L'ultima aggiunta a questa lista potrebbe essere trovata di recente al Museo MADRE (Museo d'Arte Contemporanea Donnaregina) di Napoli. Curata da Florencia Cherñajovsky, la mostra "Think Tank: REPRODUCTIVE AGENTS" prometteva una prospettiva lungimirante, che avrebbe tenuto conto di come le biotecnologie hanno ampliato la gamma di corpi che possono creare la vita. Quasi tutte le opere sono state realizzate negli ultimi cinque anni da un cenacolo internazionale di tredici artisti. Allora perché il mio cuore ha avuto un tuffo al cuore mentre attraversavo una stanza dopo l'altra? La mostra si basava su immagini ovvie: pance dilatate qua e là, uteri disincarnati ovunque. Invece di offrire un contrappunto storico, gli artisti affermati non hanno fornito molto più del semplice riconoscimento del nome. Pregnant Woman in X-Ray Suit, uno schizzo del 1965 di Lynn Hershman Leeson bloccato in un corridoio, sembrava una controfigura per un lavoro più interessante dell'artista. E pur offrendo piacere visivo, i disegni erotici a inchiostro degli anni ’40 del pioniere dell’Op art Victor Vasarely erano un’inclusione sconcertante. (Una donna che viene scopata da un cavallo conta davvero come "ibridità"?)

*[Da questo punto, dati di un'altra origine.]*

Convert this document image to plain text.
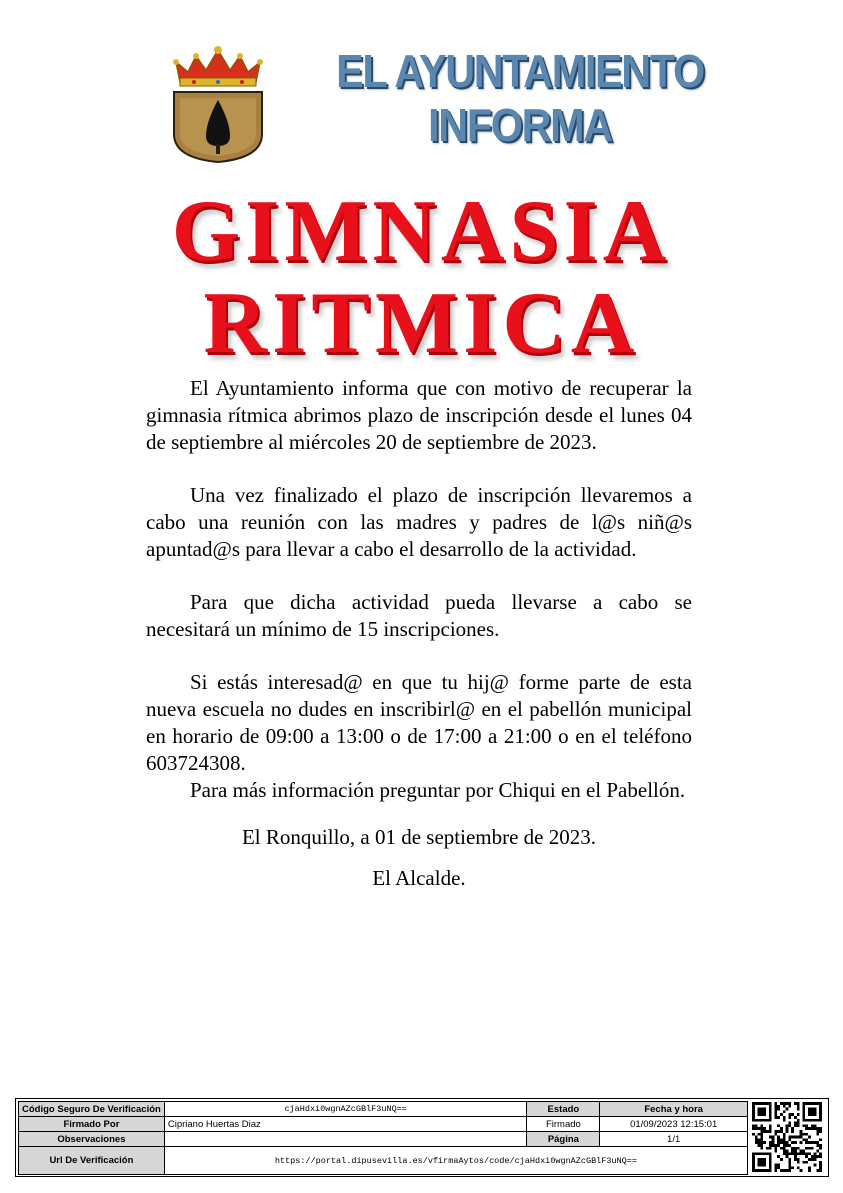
EL AYUNTAMIENTO
INFORMA
GIMNASIA
RITMICA

El Ayuntamiento informa que con motivo de recuperar la gimnasia rítmica abrimos plazo de inscripción desde el lunes 04 de septiembre al miércoles 20 de septiembre de 2023.

Una vez finalizado el plazo de inscripción llevaremos a cabo una reunión con las madres y padres de l@s niñ@s apuntad@s para llevar a cabo el desarrollo de la actividad.

Para que dicha actividad pueda llevarse a cabo se necesitará un mínimo de 15 inscripciones.

Si estás interesad@ en que tu hij@ forme parte de esta nueva escuela no dudes en inscribirl@ en el pabellón municipal en horario de 09:00 a 13:00 o de 17:00 a 21:00 o en el teléfono 603724308.

Para más información preguntar por Chiqui en el Pabellón.

El Ronquillo, a 01 de septiembre de 2023.

El Alcalde.

Código Seguro De Verificación	cjaHdxi0wgnAZcGBlF3uNQ==	Estado	Fecha y hora
Firmado Por	Cipriano Huertas Diaz	Firmado	01/09/2023 12:15:01
Observaciones		Página	1/1
Url De Verificación	https://portal.dipusevilla.es/vfirmaAytos/code/cjaHdxi0wgnAZcGBlF3uNQ==		
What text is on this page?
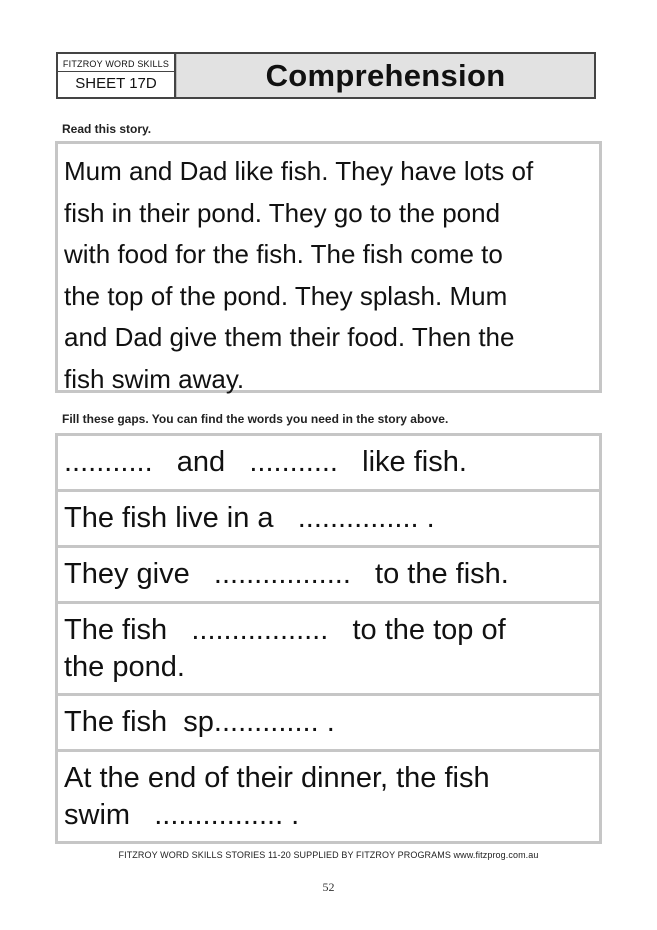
FITZROY WORD SKILLS
SHEET 17D	Comprehension
Read this story.

Mum and Dad like fish. They have lots of
fish in their pond. They go to the pond
with food for the fish. The fish come to
the top of the pond. They splash. Mum
and Dad give them their food. Then the
fish swim away.

Fill these gaps. You can find the words you need in the story above.
...........   and   ...........   like fish.
The fish live in a   ............... .
They give   .................   to the fish.
The fish   .................   to the top of
the pond.
The fish  sp............. .
At the end of their dinner, the fish
swim   ................ .
FITZROY WORD SKILLS STORIES 11-20 SUPPLIED BY FITZROY PROGRAMS www.fitzprog.com.au
52
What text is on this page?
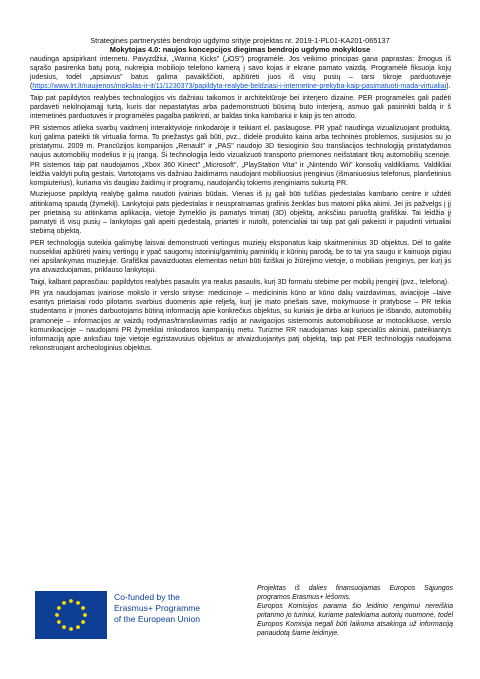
Strateginės partnerystės bendrojo ugdymo srityje projektas nr. 2019-1-PL01-KA201-065137
Mokytojas 4.0: naujos koncepcijos diegimas bendrojo ugdymo mokyklose

naudinga apsipirkant internetu. Pavyzdžiui, „Wanna Kicks" („iOS") programėlė. Jos veikimo principas gana paprastas: žmogus iš sąrašo pasirenka batų porą, nukreipia mobiliojo telefono kamerą į savo kojas ir ekrane pamato vaizdą. Programėlė fiksuoja kojų judesius, todėl „apsiavus" batus galima pavaikščioti, apžiūrėti juos iš visų pusių – tarsi tikroje parduotuvėje (https://www.lrt.lt/naujienos/mokslas-ir-it/11/1230373/papildyta-realybe-beldziasi-i-internetine-prekyba-kaip-pasimatuoti-mada-virtualiai).

Taip pat papildytos realybės technologijos vis dažniau taikomos ir architektūroje bei interjero dizaine. PER programėlės gali padėti pardavėti nekilnojamąjį turtą, kuris dar nepastatytas arba pademonstruoti būsimą buto interjerą, asmuo gali pasirinkti baldą ir š internetinės parduotuvės ir programėlės pagalba patikrinti, ar baldas tinka kambariui ir kaip jis ten atrodo.

PR sistemos atlieka svarbų vaidmenį interaktyvioje rinkodaroje ir teikiant el. paslaugose. PR ypač naudinga vizualizuojant produktą, kurį galima pateikti tik virtualia forma. To priežastys gali būti, pvz., didelė produkto kaina arba techninės problemos, susijusios su jo pristatymu. 2009 m. Prancūzijos kompanijos „Renault" ir „PAS" naudojo 3D tiesioginio šou transliacijos technologiją pristatydamos naujus automobilių modelius ir jų įrangą. Ši technologija leido vizualizuoti transporto priemones neišstatant tikrų automobilių scenoje. PR sistemos taip pat naudojamos „Xbox 360 Kinect" „Microsoft", „PlayStation Vita" ir „Nintendo Wii" konsolių valdikliams. Valdikliai leidžia valdyti pultą gestais. Vartotojams vis dažniau žaidimams naudojant mobiliuosius įrenginius (išmaniuosius telefonus, planšetinius kompiuterius), kuriama vis daugiau žaidimų ir programų, naudojančių tokiems įrenginiams sukurtą PR.

Muziejuose papildytą realybę galima naudoti įvairiais būdais. Vienas iš jų gali būti tuščias pjedestalas kambario centre ir uždėti atitinkamą spaudą (žymeklį). Lankytojui pats pjedestalas ir neuspratnamas grafinis ženklas bus matomi plika akimi. Jei jis pažvelgs į jį per prietaisą su atitinkama aplikacija, vietoje žymeklio jis pamatys trimatį (3D) objektą, anksčiau paruoštą grafiškai. Tai leidžia jį pamatyti iš visų pusių – lankytojas gali apeiti pjedestalą, priartėti ir nutolti, potencialiai tai taip pat gali pakeisti ir pajudinti virtualiai stebimą objektą.

PER technologija suteikia galimybę laisvai demonstruoti vertingus muziejų eksponatus kaip skaitmeninius 3D objektus. Dėl to galite nuosekliai apžiūrėti įvairių vertingų ir ypač saugomų istorinių/gamtinių paminklų ir kūrinių parodą, be to tai yra saugu ir kainuoja pigiau nei apsilankymas muziejuje. Grafiškai pavaizduotas elementas neturi būti fiziškai jo žiūrėjimo vietoje, o mobiliais įrenginys, per kurį jis yra atvaizduojamas, priklauso lankytojui.

Taigi, kalbant paprasčiau: papildytos realybės pasaulis yra realus pasaulis, kurį 3D formatu stebime per mobilų įrenginį (pvz., telefoną).

PR yra naudojamas įvairiose mokslo ir verslo srityse: medicinoje – medicininis kūno ar kūno dalių vaizdavimas, aviacijoje –laive esantys prietaisai rodo pilotams svarbius duomenis apie reljefą, kurį jie mato priešais save, mokymuose ir pratybose – PR teikia studentams ir įmonės darbuotojams būtiną informaciją apie konkrečius objektus, su kuriais jie dirba ar kuriuos jie išbando, automobilių pramonėje – informacijos ar vaizdų rodymas/transliavimas radijo ar navigacijos sistemomis automobiliuose ar motocikluose, verslo komunikacijoje – naudojami PR žymekliai rinkodaros kampanijų metu. Turizme RR naudojamas kaip specialūs akiniai, pateikiantys informaciją apie anksčiau toje vietoje egzistavusius objektus ar atvaizduojantys patį objektą, taip pat PER technologija naudojama rekonstruojant archeologinius objektus.

Co-funded by the
Erasmus+ Programme
of the European Union

Projektas iš dalies finansuojamas Europos Sąjungos programos Erasmus+ lėšomis.

Europos Komisijos parama šio leidinio rengimui nereiškia pritarimo jo turiniui, kuriame pateikiama autorių nuomonė, todėl Europos Komisija negali būti laikoma atsakinga už informaciją panaudotą šiame leidinyje.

Le relazioni tra le specie sono state esplorate in modo più significativo nel video di trenta minuti Reproductive Exile, 2018, di Lucy Beech, che considera come i trattamenti per la fertilità siano alimentati dal “lavoro delle donne” in tutto il regno animale. Sapevi che alcuni farmaci destinati a stimolare l'ovulazione vengono distillati dall'urina delle donne in menopausa? O che altre terapie ormonali vengono effettuate con l'urina di cavalle mantenute in uno stato di gravidanza quasi costante? (Non sentitevi stupidi; nemmeno Donna Haraway.1) Splendidamente filmato in toni tenui e asettici, la narrazione frammentata osserva con calma il suo disperato protagonista, che ha viaggiato nella Repubblica Ceca per cercare cure per la fecondazione in vitro e maternità surrogata. Sebbene la storia sembri uscita direttamente dalla fantascienza distopica, è basata su fatti: esiste davvero una macchina bioprotesica delle dimensioni di una confezione di salviette per neonati che imita il ciclo riproduttivo femminile, anche se i modelli geneticamente individualizzati devono ancora arrivare.
Tutti i personaggi di Reproductive Exile sono bianchi, il che riflette l'enorme spesa per le cure per la fertilità e il desiderio dei suoi beneficiari di avere un figlio che "gli somigli", come dichiara più di una volta il direttore della clinica. Nella sala successiva della mostra, la video installazione Sugar Walls Teardom, 2016 di Tabita Rezaire—una sedia da esame rosa con staffe e un monitor video—riempiva lo sfondo storico. In mezzo a un mash-up post-internet in vivido Technicolor (esplosioni vulcaniche, acqua corrente e modelli 3D galleggianti di, sì, un utero), il testo animato riconosce le donne nere che hanno dato contributi scientifici senza il loro consenso: Henrietta Lacks, il cui cancro alla cervice le cellule hanno svolto un ruolo chiave nei progressi della medicina degli ultimi decenni; Anarcha, Lucy, Betsey e altre donne schiave che furono sottoposte a orribili esperimenti medici per mano del cosiddetto padre della ginecologia moderna, J. Marion Sims, a metà del 1800. Il video si conclude con un rituale di guarigione cosmica della durata di diversi minuti per uteri traumatizzati.